The Australian Retirement Trust’s partnership involves an investment of up to A$150 million ($104.3 million USD) for a subordinated debt tranche, with QIC as investment manager, according to the announcement. The Queensland government will also provide capital for the housing projects.

“This unique partnership between Australian Retirement Trust, the Queensland Government, and QIC, together with Brisbane Housing Company, has created a significant opportunity for institutional investment [in] social and affordable housing in Queensland,” said Michael O’Brien, managing director of QIC real estate, in a statement.
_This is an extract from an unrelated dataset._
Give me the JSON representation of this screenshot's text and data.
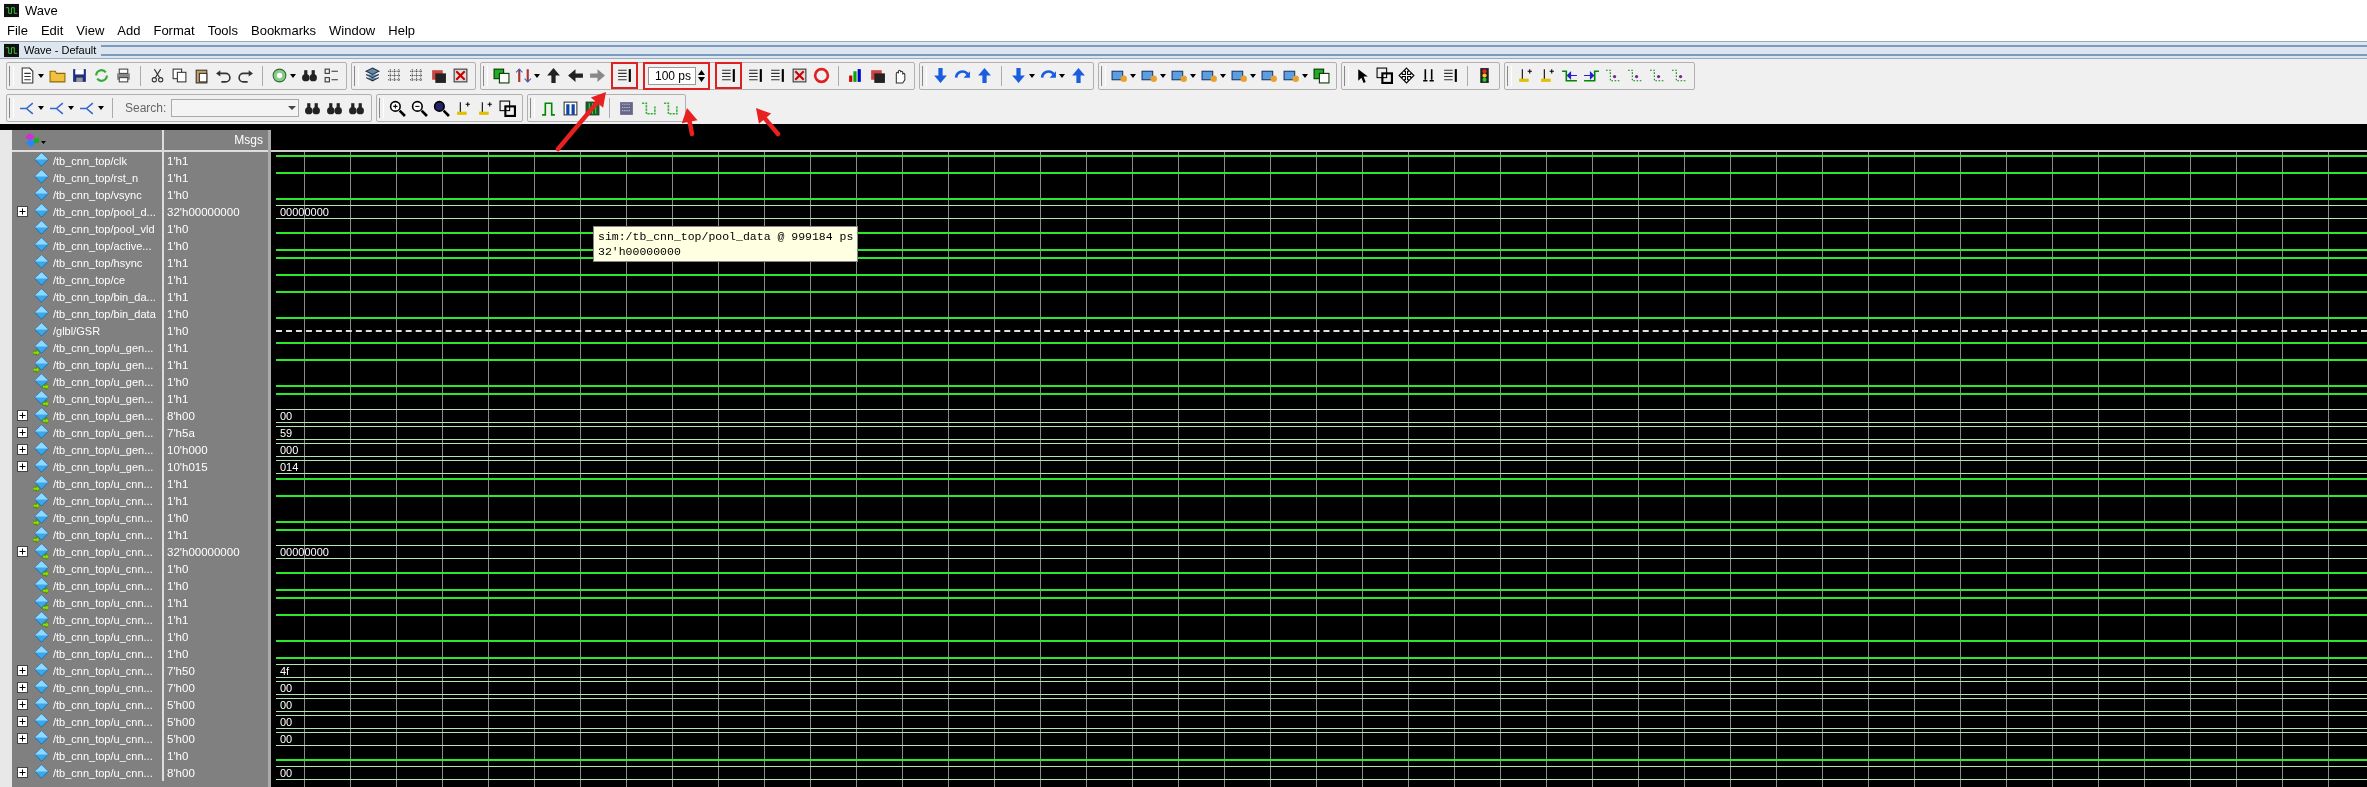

This is the Australian Retirement Trust’s first social issue-focused investment since its founding. The trust is the result of a merger between Australia’s Sunsuper and Qsuper, which was finalized earlier in 2022.

“We believe [that] this investment opportunity will support more affordable housing in Queensland, while also maximizing the real, long-term investment returns for our more than two million members,” said Nicole Bradford, head of sustainable investment, in a statement.